A Southern California Edison (SCE) customer under the Time of Use (TOU) Prime plan, users without credits would pay 48 cents (Jun-Sep) or 45 cents (Oct-May) for that electricity.

Sometimes, net electricity costs can be negative.  You can be paid to take electricity and move it out of a congested grid. Do you have a big bank of batteries near Los Banos?  If so, you can be paid to charge your batteries tomorrow and then sell them during the evening duck curve.  It's called Energy Arbitrage. 

Meanwhile, in Los Angeles, the owners of rooftop solar panels selling electricity to SCE (which is forced by the CPUC (California Public Utilities Commission) to take it (even if they don't want/need it), can feed electricity into the grid worth 41 cents/megaWatt-hour or 0.041 cents/kWh, get credit for it, and use that 1 for 1 to offset electricity use in the evening, when it's worth 1000x that.

There is no point in me belaboring this; just read Severin Borenstein's Rooftop Solar Inequity.

I wrote a Net Metering Fact Sheet after reading lots of books, reports and government documents about how electricity is generated, moved around, regulated, purchased and used.

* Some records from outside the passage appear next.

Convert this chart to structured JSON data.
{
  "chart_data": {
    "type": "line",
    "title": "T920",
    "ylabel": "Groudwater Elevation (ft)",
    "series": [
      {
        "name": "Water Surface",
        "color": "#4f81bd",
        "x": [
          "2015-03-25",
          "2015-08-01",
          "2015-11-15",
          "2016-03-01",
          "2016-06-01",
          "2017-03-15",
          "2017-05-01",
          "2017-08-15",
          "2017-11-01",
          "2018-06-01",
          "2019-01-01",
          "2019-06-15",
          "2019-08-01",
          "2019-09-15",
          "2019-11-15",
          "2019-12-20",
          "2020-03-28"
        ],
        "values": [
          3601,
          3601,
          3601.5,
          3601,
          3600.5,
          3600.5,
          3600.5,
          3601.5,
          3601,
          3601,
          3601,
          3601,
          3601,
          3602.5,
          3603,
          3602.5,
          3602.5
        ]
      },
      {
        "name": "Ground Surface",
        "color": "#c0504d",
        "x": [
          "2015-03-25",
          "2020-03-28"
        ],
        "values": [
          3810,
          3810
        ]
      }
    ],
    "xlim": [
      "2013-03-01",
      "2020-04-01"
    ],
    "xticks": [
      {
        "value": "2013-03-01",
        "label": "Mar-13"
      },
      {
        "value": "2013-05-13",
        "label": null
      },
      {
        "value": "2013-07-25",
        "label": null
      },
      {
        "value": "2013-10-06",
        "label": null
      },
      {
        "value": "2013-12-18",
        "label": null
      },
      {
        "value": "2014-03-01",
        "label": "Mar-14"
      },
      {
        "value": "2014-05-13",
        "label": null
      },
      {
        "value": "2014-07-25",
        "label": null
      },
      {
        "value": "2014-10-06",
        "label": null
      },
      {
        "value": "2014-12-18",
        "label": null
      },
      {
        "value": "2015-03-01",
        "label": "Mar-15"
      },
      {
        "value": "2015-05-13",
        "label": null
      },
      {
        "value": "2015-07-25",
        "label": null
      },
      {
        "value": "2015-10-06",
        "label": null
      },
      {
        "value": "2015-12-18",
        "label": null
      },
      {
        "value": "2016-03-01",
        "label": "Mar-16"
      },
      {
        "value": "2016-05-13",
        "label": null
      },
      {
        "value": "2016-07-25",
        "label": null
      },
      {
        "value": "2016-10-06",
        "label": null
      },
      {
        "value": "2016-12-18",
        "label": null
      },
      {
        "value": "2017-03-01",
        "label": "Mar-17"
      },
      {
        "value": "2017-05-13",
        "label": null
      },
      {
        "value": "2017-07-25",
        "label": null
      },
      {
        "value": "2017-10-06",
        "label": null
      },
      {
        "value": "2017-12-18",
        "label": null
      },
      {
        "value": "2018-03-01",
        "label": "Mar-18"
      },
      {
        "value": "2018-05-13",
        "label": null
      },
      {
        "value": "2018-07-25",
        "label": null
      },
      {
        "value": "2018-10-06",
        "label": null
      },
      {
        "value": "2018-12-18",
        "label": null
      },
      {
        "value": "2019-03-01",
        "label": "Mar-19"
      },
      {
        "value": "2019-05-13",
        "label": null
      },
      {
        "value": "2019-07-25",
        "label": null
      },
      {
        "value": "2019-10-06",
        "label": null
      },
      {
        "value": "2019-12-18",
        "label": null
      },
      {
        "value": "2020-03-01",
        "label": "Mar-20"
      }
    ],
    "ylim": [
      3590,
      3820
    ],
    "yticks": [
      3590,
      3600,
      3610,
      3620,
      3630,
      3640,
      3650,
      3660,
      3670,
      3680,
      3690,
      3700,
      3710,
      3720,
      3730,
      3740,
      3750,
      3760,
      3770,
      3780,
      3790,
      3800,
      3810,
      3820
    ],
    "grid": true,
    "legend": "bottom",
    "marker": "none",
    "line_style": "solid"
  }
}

I'm sure it will get angry comments from the people who are benefiting the most from California's current Net Metering policies. It's important to know that academics, government scientists and CPUC agree that overall, people with rooftop solar are benefitting at the expense of those without.

This "Energy Waterfall" plot showing the different 2019 costs for the three largest electricity providers in California from Ensuring Equity in California’s Energy Transition was very convincing. Look at the right-most column of Public Purpose Programs.  The thin green slice is aid for low-income customers under the CARE program. The fat brown slice is payment to PV owners (solar rooftop) under the current net metering scheme. 

Here's the detail of CARE and PV subsidies. We spend more subsidizing rooftop solar owners than low-income electricity users.  A lot more.

Who benefits from rooftop solar?  People who own their own homes and don't need to obtain HOA approval. That's basically people who live in Single Family Homes and have enough cash or home equity to purchase solar systems. They tend to be much wealthier than those who subsidize them.  (I know that lower income people have been growing among the rooftop solar owners, but that is largely because they were pushed out to live in new homes built in the deserts.)

That cost-shift from rooftop solar owners to those without is about $2 billion in 2019 and growing.